I'm using a Mac Mini as a Jenkins agent, which we use to run our Xcode tests on physical iOS devices. It's configured for remote access with SSH & screen sharing with VNC. Every few days they start failing completely. Sometimes one of them is up a bit longer, but more usually they're both down.

If I look in the GUI it says it's running. The correct ports are listening.

In Console I can see that the sshd process exits with 255 the instant it's started, but I haven't been able to get anything more specific.

I've found that I can get SSH & VNC access back with

launchctl bootout system/<svc name>
launchctl disable system/<svc name>
launchctl enable system/<svc name>
launchctl bootstrap system <plist file name>

The problem is that I can't tell from the remote device that it's not accessible by SSH/VNC. The different interfaces say that sure, everything's fine.

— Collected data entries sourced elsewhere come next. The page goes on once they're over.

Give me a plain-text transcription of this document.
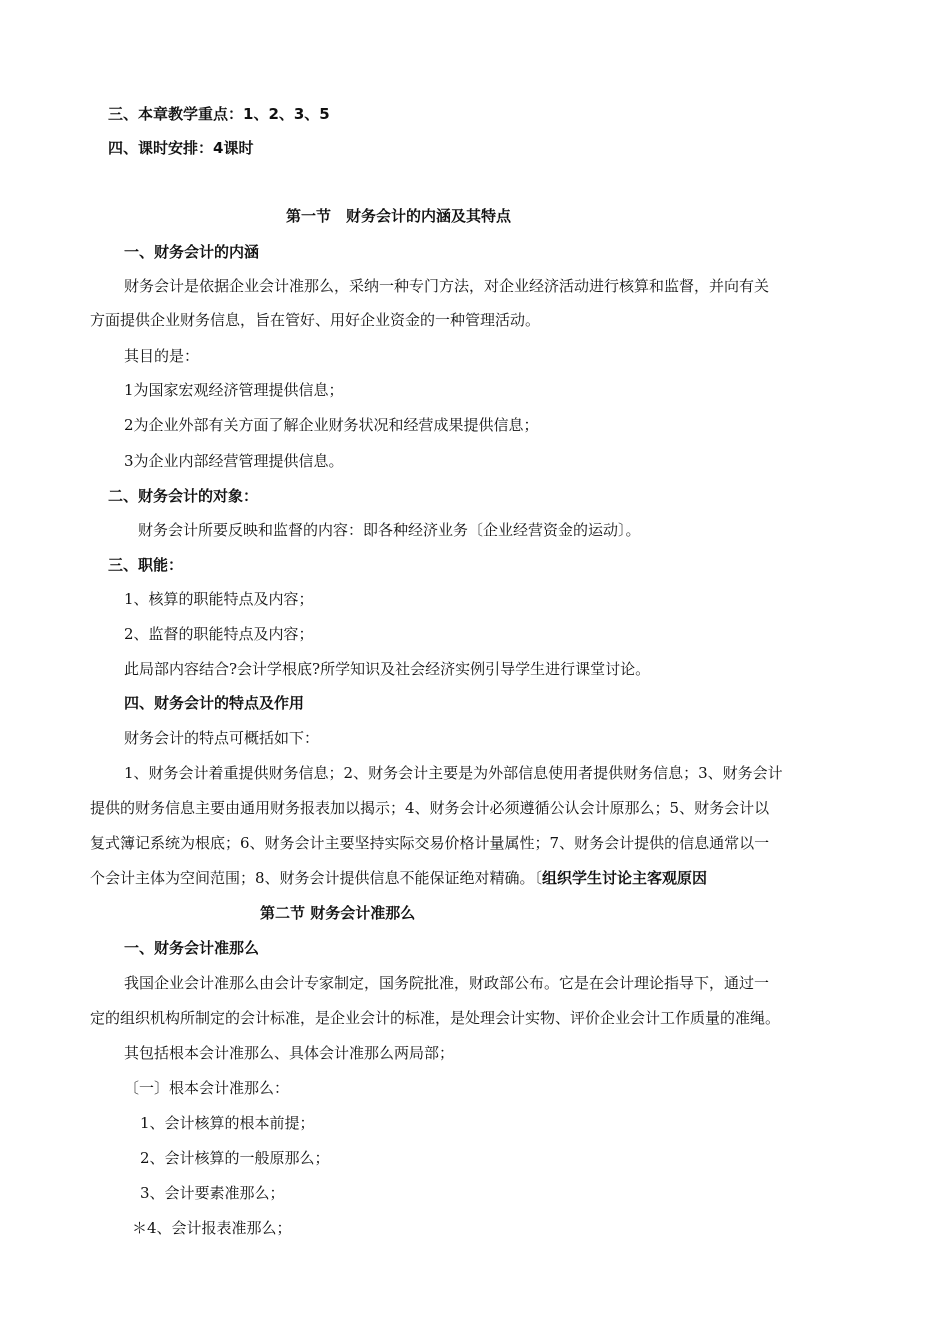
三、本章教学重点：1、2、3、5
四、课时安排：4课时
第一节　财务会计的内涵及其特点
一、财务会计的内涵
财务会计是依据企业会计准那么，采纳一种专门方法，对企业经济活动进行核算和监督，并向有关
方面提供企业财务信息，旨在管好、用好企业资金的一种管理活动。
其目的是：
1为国家宏观经济管理提供信息；
2为企业外部有关方面了解企业财务状况和经营成果提供信息；
3为企业内部经营管理提供信息。
二、财务会计的对象：
财务会计所要反映和监督的内容：即各种经济业务〔企业经营资金的运动〕。
三、职能：
1、核算的职能特点及内容；
2、监督的职能特点及内容；
此局部内容结合?会计学根底?所学知识及社会经济实例引导学生进行课堂讨论。
四、财务会计的特点及作用
财务会计的特点可概括如下：
1、财务会计着重提供财务信息；2、财务会计主要是为外部信息使用者提供财务信息；3、财务会计
提供的财务信息主要由通用财务报表加以揭示；4、财务会计必须遵循公认会计原那么；5、财务会计以
复式簿记系统为根底；6、财务会计主要坚持实际交易价格计量属性；7、财务会计提供的信息通常以一
个会计主体为空间范围；8、财务会计提供信息不能保证绝对精确。〔组织学生讨论主客观原因
第二节 财务会计准那么
一、财务会计准那么
我国企业会计准那么由会计专家制定，国务院批准，财政部公布。它是在会计理论指导下，通过一
定的组织机构所制定的会计标准，是企业会计的标准，是处理会计实物、评价企业会计工作质量的准绳。
其包括根本会计准那么、具体会计准那么两局部；
〔一〕根本会计准那么：
1、会计核算的根本前提；
2、会计核算的一般原那么；
3、会计要素准那么；
＊4、会计报表准那么；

When I do a launchctl print there are some differences between the non-working and working versions. I don't know if these are actual indicators that it's down, or artifacts of the way I restarted them. The differences are consistent for both VNC & SSH:

Not working but apparently running:

path = (submitted by smd.215)
submitted job. ignore execute allowed.
system service = 0

Working after launchctl stop/restart:

path = /System/Library/LaunchDaemons/<plist file>
system service = 1

So, a few questions:

  • Has anyone else seen this?
  • Is there some way to get more error information about why sshd is exiting in the logs/console?
  • Is there a way to detect that sshd is failing, even though there's no system log entry for the failure, and the various interfaces show that everything's fine?
  • What's the cleanest way to tell the system to restart remote access every day just in case it can't be identified any other way?

Accepted Reply

Looks like it was related to Microsoft Defender. Not sure exactly what was causing the problem, but removing MS Defender completely caused the issue to go away.

Replies

Looks like it was related to Microsoft Defender. Not sure exactly what was causing the problem, but removing MS Defender completely caused the issue to go away.